Por Megan Saltzman
El espacio público se suele definir como un espacio común, abierto, gratuito y accesible a todos los seres humanos. Estos espacios suelen estar al aire libre en plazas, aceras, calles y parques teniendo el potencial de crear un tejido social cohesionado (Gehl).
Esta definición del espacio público, que acoge la heterogeneidad social, es en muchos casos más una imagen ideal que una realidad. Para el urbanista Henri Lefebvre, en su libro La producción del espacio (1974), el espacio público (y todo espacio) es socialmente producido por una red dinámica, siempre cambiante, de poderes desiguales y controles contenciosos. Es decir, los espacios públicos no son meramente lugares físicos y neutrales como pueden aparentar, sino una batalla entre la inclusión y la exclusión de ciertos sujetos, actividades, economías e historias, afectando a la visibilidad de éstas (por ejemplo, los activistas que usan una plaza para una protesta o el dueño de un restaurante usando el mismo espacio para colocar mesas y sillas como terraza para su negocio) (Rancière, Mitchell). Esta inclusión/exclusión puede ser burocrática (normas, ordenanzas municipales), física (verjas, policías, cámaras de vídeo, alféizares con espinas), simbólica (imaginarios, sentimientos, miradas, recuerdos), y siempre determinada por las identidades sociales (etnia, género, edad, religión, orientación sexual, ideología política, etc.) y, con cada vez más fuerza, el valor rentable del espacio local, del sujeto y de su actividad pública.

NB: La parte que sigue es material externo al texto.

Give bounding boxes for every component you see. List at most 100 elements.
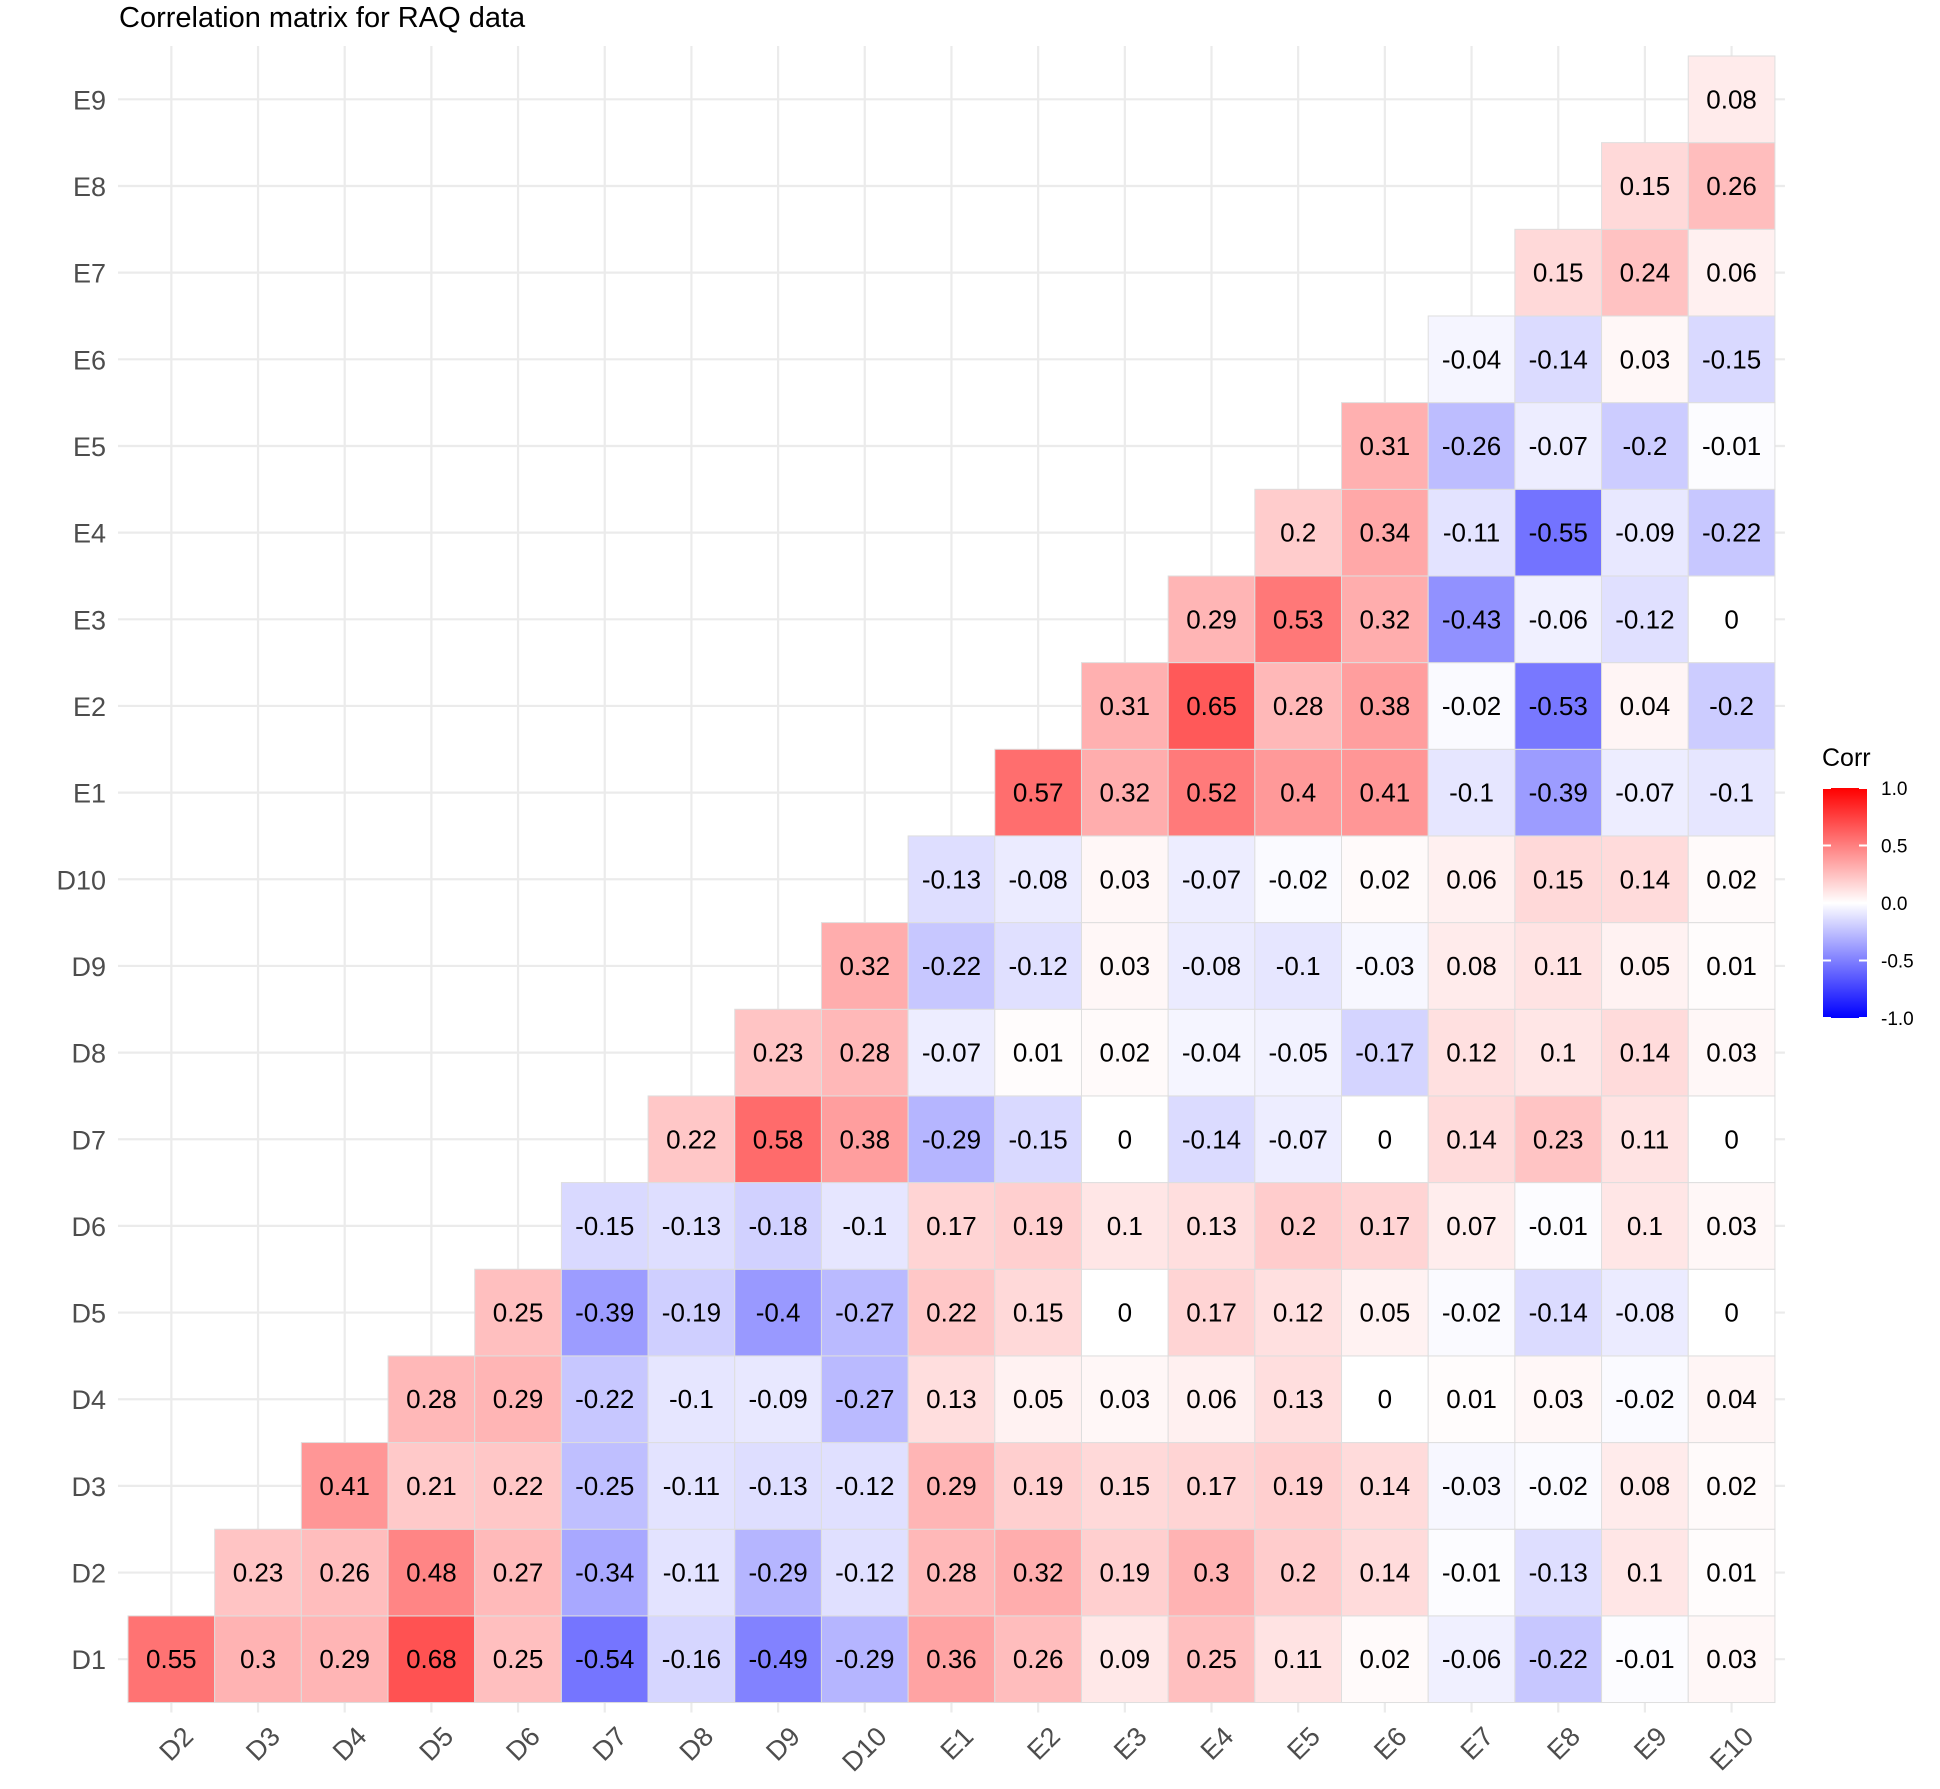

Aparte, el espacio público es un lugar autodidáctico de aprendizaje colectivo y personal donde podemos aprender tanto de la diferencia, el pasado, la ciudadanía, la ética, como la identidad—quiénes éramos, somos, debemos ser y podríamos ser.
Con la implantación del neoliberalismo como modelo económico y urbanístico dominante en los años 80, ciudades en todo el mundo empezaron a experimentar un aumento progresivo de la privatización y la vigilancia del espacio público, sobre todo en aquellos barrios de mayor rentabilidad económica, como pueden ser los barrios financieros, turísticos y/o de clase alta (Balibrea, Harvey).
Mientras el espacio público es regulado legalmente por la administración local, el municipio, existen un sinfín de otros espacios públicos informales, no-oficiales o no-institucionales y menos reconocidos como espacios públicos, como pueden ser los descampados, las naves abandonadas, los huertos urbanos, los espacios autogestionados y los centros sociales, frecuentes en las ciudades de Europa del Oeste y en Latinoamérica. En estos últimos casos, el espacio público puede ser conocido y producido como un “procomún.” Es decir, es gestionado por un grupo de personas de forma voluntaria, democrática, horizontal y sin ánimo de lucro para mantenerlo abierto a todos. Este tipo de espacio autogestionado suele estar en una situación vulnerable ya que no suele ser legal y, con frecuencia, se encuentra en un proceso de negociación con el ayuntamiento local con el fin conseguir protección legal.
Finalmente, un fenómeno actual y cada vez más frecuente, es que el concepto de “espacio público” está trascendiendo lo material y lo físico como podemos ver con los procomunes en internet como los foros digitales, algunas redes sociales, Wikipedia y P2P.
Bibliografía Balibrea, Mari Paz. The Global Cultural Capital: Address the Citizen and Producing the City in Barcelona. Palgrave Macmillan, 2017. Gehl, Jan. Cities for People. Island Press, 2010. Harvey, David. Rebel Cities: From the Right to the City to the Urban Revolution. Verso, 2012. Lefebvre, Henri. The Production of Space. Blackwell, 1991. Mitchell, Don. “Metaphors to Live By: Landscapes as Systems of Social Reproduction.” Cultural Studies: An Anthology. Eds. Michael Ryan and Hanna Musiol. Blackwell Publishers, 2008. 101-123. Rancière, Jacques. Disagreement: Politics and Philosophy. University of Minnesota Press, 1999.